Mit sechzig seiner Leute war er angeritten gekommen und hatte den jetzt etwas niedrigeren Limaï durchschwommen, ohne auch nur nach dem Floß zu fragen. Er trug auch, zu des Doktors Schmerz, dessen Mantel, das rote grelle Futter aber nach außen und die jetzt sehr blank polierten Knöpfe auf dieses genäht, was ihm mit dem braunen Kopf und den wildflatternden Haaren ein wunderliches, fast dämonisches Aussehen gab.

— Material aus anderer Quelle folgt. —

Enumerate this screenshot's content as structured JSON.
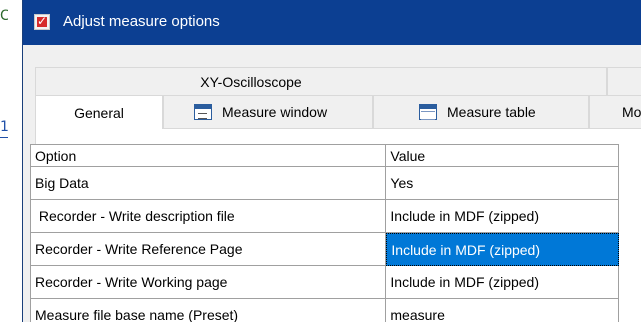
{
  "dialog": {
    "title": "Adjust measure options"
  },
  "tabs_row1": [
    {
      "label": "XY-Oscilloscope"
    }
  ],
  "tabs_row2": [
    {
      "label": "General",
      "active": true
    },
    {
      "label": "Measure window",
      "icon": "measure-window-icon"
    },
    {
      "label": "Measure table",
      "icon": "measure-table-icon"
    },
    {
      "label": "Mo"
    }
  ],
  "grid": {
    "headers": {
      "option": "Option",
      "value": "Value"
    },
    "rows": [
      {
        "option": "Big Data",
        "value": "Yes"
      },
      {
        "option": " Recorder - Write description file",
        "value": "Include in MDF (zipped)"
      },
      {
        "option": "Recorder - Write Reference Page",
        "value": "Include in MDF (zipped)",
        "selected": true
      },
      {
        "option": "Recorder - Write Working page",
        "value": "Include in MDF (zipped)"
      },
      {
        "option": "Measure file base name (Preset)",
        "value": "measure"
      }
    ]
  },
  "background": {
    "glyph_top": "C",
    "glyph_mid": "1"
  },
  "colors": {
    "titlebar": "#0c3f92",
    "selection": "#0078d7"
  }
}
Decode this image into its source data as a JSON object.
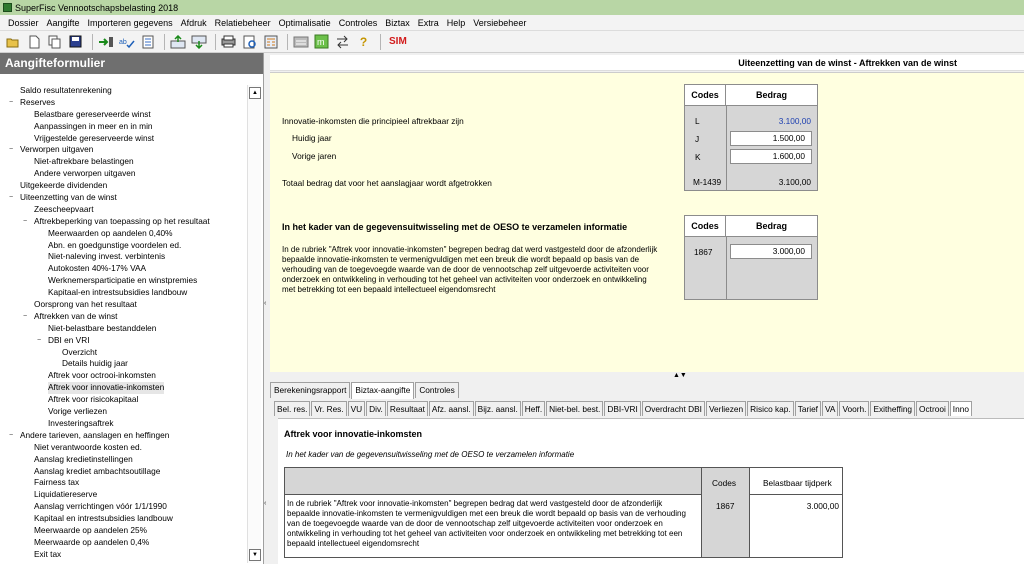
{
  "window": {
    "title": "SuperFisc Vennootschapsbelasting 2018"
  },
  "menu": [
    "Dossier",
    "Aangifte",
    "Importeren gegevens",
    "Afdruk",
    "Relatiebeheer",
    "Optimalisatie",
    "Controles",
    "Biztax",
    "Extra",
    "Help",
    "Versiebeheer"
  ],
  "toolbar": {
    "sim_label": "SIM"
  },
  "sidebar": {
    "title": "Aangifteformulier",
    "items": [
      {
        "label": "Saldo resultatenrekening",
        "level": 0,
        "exp": ""
      },
      {
        "label": "Reserves",
        "level": 0,
        "exp": "-"
      },
      {
        "label": "Belastbare gereserveerde winst",
        "level": 1,
        "exp": ""
      },
      {
        "label": "Aanpassingen in meer en in min",
        "level": 1,
        "exp": ""
      },
      {
        "label": "Vrijgestelde gereserveerde winst",
        "level": 1,
        "exp": ""
      },
      {
        "label": "Verworpen uitgaven",
        "level": 0,
        "exp": "-"
      },
      {
        "label": "Niet-aftrekbare belastingen",
        "level": 1,
        "exp": ""
      },
      {
        "label": "Andere verworpen uitgaven",
        "level": 1,
        "exp": ""
      },
      {
        "label": "Uitgekeerde dividenden",
        "level": 0,
        "exp": ""
      },
      {
        "label": "Uiteenzetting van de winst",
        "level": 0,
        "exp": "-"
      },
      {
        "label": "Zeescheepvaart",
        "level": 1,
        "exp": ""
      },
      {
        "label": "Aftrekbeperking van toepassing op het resultaat",
        "level": 1,
        "exp": "-"
      },
      {
        "label": "Meerwaarden op aandelen 0,40%",
        "level": 2,
        "exp": ""
      },
      {
        "label": "Abn. en goedgunstige voordelen ed.",
        "level": 2,
        "exp": ""
      },
      {
        "label": "Niet-naleving invest. verbintenis",
        "level": 2,
        "exp": ""
      },
      {
        "label": "Autokosten 40%-17% VAA",
        "level": 2,
        "exp": ""
      },
      {
        "label": "Werknemersparticipatie en winstpremies",
        "level": 2,
        "exp": ""
      },
      {
        "label": "Kapitaal-en intrestsubsidies landbouw",
        "level": 2,
        "exp": ""
      },
      {
        "label": "Oorsprong van het resultaat",
        "level": 1,
        "exp": ""
      },
      {
        "label": "Aftrekken van de winst",
        "level": 1,
        "exp": "-"
      },
      {
        "label": "Niet-belastbare bestanddelen",
        "level": 2,
        "exp": ""
      },
      {
        "label": "DBI en VRI",
        "level": 2,
        "exp": "-"
      },
      {
        "label": "Overzicht",
        "level": 3,
        "exp": ""
      },
      {
        "label": "Details huidig jaar",
        "level": 3,
        "exp": ""
      },
      {
        "label": "Aftrek voor octrooi-inkomsten",
        "level": 2,
        "exp": ""
      },
      {
        "label": "Aftrek voor innovatie-inkomsten",
        "level": 2,
        "exp": "",
        "selected": true
      },
      {
        "label": "Aftrek voor risicokapitaal",
        "level": 2,
        "exp": ""
      },
      {
        "label": "Vorige verliezen",
        "level": 2,
        "exp": ""
      },
      {
        "label": "Investeringsaftrek",
        "level": 2,
        "exp": ""
      },
      {
        "label": "Andere tarieven, aanslagen en heffingen",
        "level": 0,
        "exp": "-"
      },
      {
        "label": "Niet verantwoorde kosten ed.",
        "level": 1,
        "exp": ""
      },
      {
        "label": "Aanslag kredietinstellingen",
        "level": 1,
        "exp": ""
      },
      {
        "label": "Aanslag krediet ambachtsoutillage",
        "level": 1,
        "exp": ""
      },
      {
        "label": "Fairness tax",
        "level": 1,
        "exp": ""
      },
      {
        "label": "Liquidatiereserve",
        "level": 1,
        "exp": ""
      },
      {
        "label": "Aanslag verrichtingen vóór 1/1/1990",
        "level": 1,
        "exp": ""
      },
      {
        "label": "Kapitaal en intrestsubsidies landbouw",
        "level": 1,
        "exp": ""
      },
      {
        "label": "Meerwaarde op aandelen 25%",
        "level": 1,
        "exp": ""
      },
      {
        "label": "Meerwaarde op aandelen 0,4%",
        "level": 1,
        "exp": ""
      },
      {
        "label": "Exit tax",
        "level": 1,
        "exp": ""
      }
    ]
  },
  "main": {
    "title": "Uiteenzetting van de winst - Aftrekken van de winst",
    "section1": {
      "hdr_codes": "Codes",
      "hdr_bedrag": "Bedrag",
      "label_principal": "Innovatie-inkomsten die principieel aftrekbaar zijn",
      "label_huidig": "Huidig jaar",
      "label_vorige": "Vorige jaren",
      "label_totaal": "Totaal bedrag dat voor het aanslagjaar wordt afgetrokken",
      "code_l": "L",
      "val_l": "3.100,00",
      "code_j": "J",
      "val_j": "1.500,00",
      "code_k": "K",
      "val_k": "1.600,00",
      "code_m": "M-1439",
      "val_m": "3.100,00"
    },
    "section2": {
      "title": "In het kader van de gegevensuitwisseling met de OESO te verzamelen informatie",
      "hdr_codes": "Codes",
      "hdr_bedrag": "Bedrag",
      "text": "In de rubriek \"Aftrek voor innovatie-inkomsten\" begrepen bedrag dat werd vastgesteld door de afzonderlijk bepaalde innovatie-inkomsten te vermenigvuldigen met een breuk die wordt bepaald op basis van de verhouding van de toegevoegde waarde van de door de vennootschap zelf uitgevoerde activiteiten voor onderzoek en ontwikkeling in verhouding tot het geheel van activiteiten voor onderzoek en ontwikkeling met betrekking tot een bepaald intellectueel eigendomsrecht",
      "code": "1867",
      "value": "3.000,00"
    }
  },
  "tabs_main": [
    "Berekeningsrapport",
    "Biztax-aangifte",
    "Controles"
  ],
  "tabs_main_active": 1,
  "tabs_sub": [
    "Bel. res.",
    "Vr. Res.",
    "VU",
    "Div.",
    "Resultaat",
    "Afz. aansl.",
    "Bijz. aansl.",
    "Heff.",
    "Niet-bel. best.",
    "DBI-VRI",
    "Overdracht DBI",
    "Verliezen",
    "Risico kap.",
    "Tarief",
    "VA",
    "Voorh.",
    "Exitheffing",
    "Octrooi",
    "Inno"
  ],
  "tabs_sub_active": 18,
  "report": {
    "title": "Aftrek voor innovatie-inkomsten",
    "subtitle": "In het kader van de gegevensuitwisseling met de OESO te verzamelen informatie",
    "hdr_codes": "Codes",
    "hdr_tijdperk": "Belastbaar tijdperk",
    "text": "In de rubriek \"Aftrek voor innovatie-inkomsten\" begrepen bedrag dat werd vastgesteld door de afzonderlijk bepaalde innovatie-inkomsten te vermenigvuldigen met een breuk die wordt bepaald op basis van de verhouding van de toegevoegde waarde van de door de vennootschap zelf uitgevoerde activiteiten voor onderzoek en ontwikkeling in verhouding tot het geheel van activiteiten voor onderzoek en ontwikkeling met betrekking tot een bepaald intellectueel eigendomsrecht",
    "code": "1867",
    "value": "3.000,00"
  }
}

»Samiel hilf!« hatte Reiwald gerufen, als er, noch triefend von dem Bad, durch das Lager galoppierte und dann vor dem Beratungszelt hielt, das er, ohne deshalb irgend jemand zu fragen, mit den Seinen in Besitz nahm. Kaum dort angekommen, erkundigte er sich auch gleich, ob die Alemanes noch am Limaï wären, und als ihm das bejaht wurde, schickte er augenblicklich einen Boten zu ihnen und – ließ sie um etwas Tabak bitten. Zu sehen verlangte er sie nicht. Aber Cruzado wurde zu ihm beschieden und mußte ihm über manches Auskunft geben, auch darüber, ob der alte Chilene seine Tochter wiederbekommen habe, oder was jetzt, nach dem Tode des Kaziken, mit ihr werden würde; eine Frage, die der Halbindianer nur durch sein gewöhnliches »Quien sabe« beantworten konnte.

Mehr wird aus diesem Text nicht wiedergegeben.